Mike Smith, a Bay Area technology consultant, said it's not uncommon for young tech entrepreneurs to get in over their heads.
"One of the best examples is copyright infringement, which is a big deal in the industry," Smith said. "You could have the next big idea and start rolling it out, but one day somebody says, 'Hey, that's my idea. I had that first,' and you get slapped with a lawsuit.
"A lot of (tech entrepreneurs) never think of anything like that, not until they have to defend themselves and present all their developmental evidence If you have a mentor who shows you the ropes before something like that happens to you, you're ahead of the game."
One of Hacker Lab's primary outreach tools is the "hackathon," sometimes called a hackfest. That's a scheduled gathering of technology entrepreneurs, mentors and experts, typically resulting in startup partnerships, turbocharged networking and software development.
Ullrich said the next major hackathon is set for Nov. 10, and the nonprofit ultimately wants to have monthly hackfests of various sizes.
Hacker Lab is actively seeking corporate sponsors. Lujan said Sacramento-based StreamSend, an email marketing service provider and creator of the social marketing tool suite StreamSend Share, is on board, and she's hopeful of eventually raising enough money to help provide the basics.
"Having staff, for example, would be great," she said with a laugh.
Ultimately, Hacker Lab's co-founders envision their cavernous warehouse space being filled with bustling private offices and equipment for printing, electronics, woodworking, metalworking, soldering and circuit board printing.
Lujan also wants to expand technology education classes, reaching out to middle school through college levels, and find more community-based mentors. A formal business plan is being drawn up to pitch to businesses and prospective tech entrepreneurs throughout the Sacramento area.
"This is a great area with talented people. We have great community resources for business development," Lujan said.
HACKER LAB AT A GLANCE
The concept: A Sacramento nonprofit fostering development of technology startups by providing on-site rental of office and desk space, educational courses, consulting help and community networking events called hackathons. Location: More than 10,000 square feet of office space at 1715 I St., Sacramento.
Management: Started in February, Hacker Lab is directed by Sacramento native Gina Lujan and co-founders Charles Blas and Eric Ullrich.
Members: About 300, with a general age range from the late 20s to early 40s. Startups include software and hardware developers, coders, programmers and Web designers.

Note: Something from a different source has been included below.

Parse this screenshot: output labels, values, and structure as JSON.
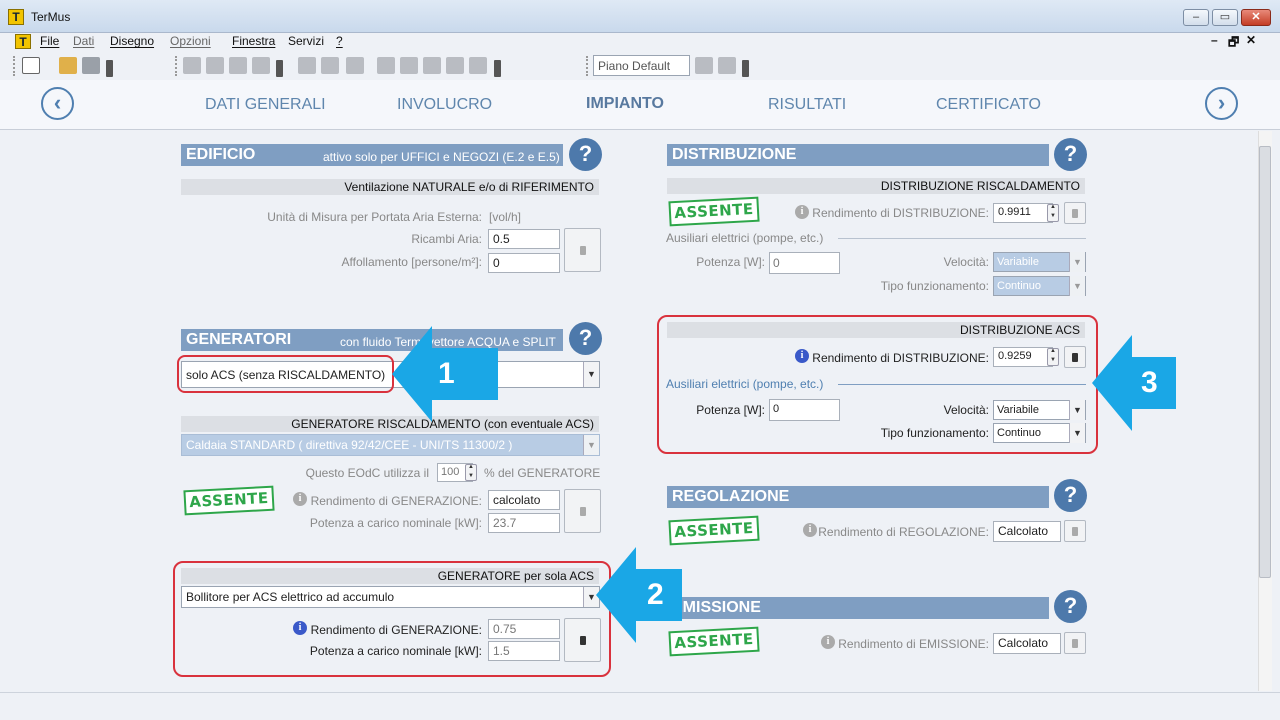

Hacker Lab has about 20 regular tenants and a half-dozen "founding" anchor tenants.
What's a hackathon? Sometimes called a hackfest, it's a scheduled event bringing computer programmers, software developers, graphic designers and other technology industry people together to network, educate, socialize or form startup plans. Software creation is typically a hackathon staple.
Next hackathon? Hacker Lab is putting on its next large one on Nov. 10. Ultimately, it wants to put on hackathons of various sizes on a monthly basis.
Future plans: Shared equipment for builders, including 3-D printer, electronics, woodworking, metalworking, soldering and circuit board printing. Expanded technology education classes, reaching out to middle school through college levels. More community-based mentors.